Praça D. João I

Alexandre Lemos
Histórias para o Diário de Coimbra
2 min readOct 25, 2016

A Isabel fumava muito. Quando a conheci estava a tentar deixar de fumar. Punha em cada cigarro uma ou duas gotas que deixavam o filtro cor-de-rosa. Nos anos seguintes não deixou nem as gotas nem os cigarros. Lamentava-se disso e do dinheiro que gastava nas gotas a somar ao dinheiro que já gastava nos cigarros enquanto fazia pontaria, um olho quase fechado, o outro muito aberto, a tentar acertar com a gotinha cor-de-rosa na pontinha de algodão. Fazia isto entre lamentos sem se esquecer do que estava a dizer, quando voltava a levantar os olhos, já com o cigarro acesso, tinha as mesmas certezas e a mesma convicção.

— sem praça não há teatro. Não tenhas ilusões.

Parece que a estou a ouvir. Parece que é dela o cigarro que acendo à porta do teatro novo.

(o meu sem gota cor-de-rosa pf, Isabel)

— sabes como se chama a praça em frente ao teatro? Não sabes tu nem sabe ninguém da tua idade. É esse o problema daquilo. Como é que vocês hão-de querer entrar no teatro se não vão namorar para a praça em frente, como eu fui; como, diz-me lá?

E ali estou eu naquela espécie de praça que não o é porque das praças sabemos o nome, nas praças marcamos encontro, as praças até os turistas sabem apontar no mapa

— Pra-ça da Re-pú-bli-ca

sílaba por sílaba desvendam o nome daquele círculo que serve de referência para todos os percursos.

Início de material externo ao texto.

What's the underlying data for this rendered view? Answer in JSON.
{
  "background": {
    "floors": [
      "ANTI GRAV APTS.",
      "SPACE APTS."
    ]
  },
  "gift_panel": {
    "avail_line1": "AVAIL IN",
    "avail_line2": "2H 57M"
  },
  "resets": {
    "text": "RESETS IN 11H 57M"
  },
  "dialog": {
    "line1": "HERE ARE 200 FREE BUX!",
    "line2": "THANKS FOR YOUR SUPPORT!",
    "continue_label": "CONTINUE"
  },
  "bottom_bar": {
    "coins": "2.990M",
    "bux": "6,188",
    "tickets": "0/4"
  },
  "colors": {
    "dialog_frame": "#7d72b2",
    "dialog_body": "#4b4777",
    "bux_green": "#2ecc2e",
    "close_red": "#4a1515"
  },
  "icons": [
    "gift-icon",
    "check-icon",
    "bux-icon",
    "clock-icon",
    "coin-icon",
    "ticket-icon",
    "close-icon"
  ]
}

Esta praça do teatro novo é uma coisa inventada. Obriga-nos a subir uma longa escadaria para a conhecermos, como se fosse mais importante que o passeio lá em baixo junto à estrada.

— Falta aqui luz. É deprimente esta entrada à luz de lanternas.

— Não é a luz. São as noivas, as pistas de gelo, os carros novos com bandeirinhas, insufláveis e raparigas de saia a distribuir papéis coloridos.

— Também é a luz.

— Claro que é a luz. Mas, não lhes podes dizer isso. Se lhes dizes que é a luz eles um dia cansados de te ouvir arranjam para aqui uns candeeiros horríveis

— daqueles que apontam para o céu com um prato pelo meio

— ou pior. E está resolvido o problema. Porque o problema deles és tu e a tua rabugice. Não é a praça.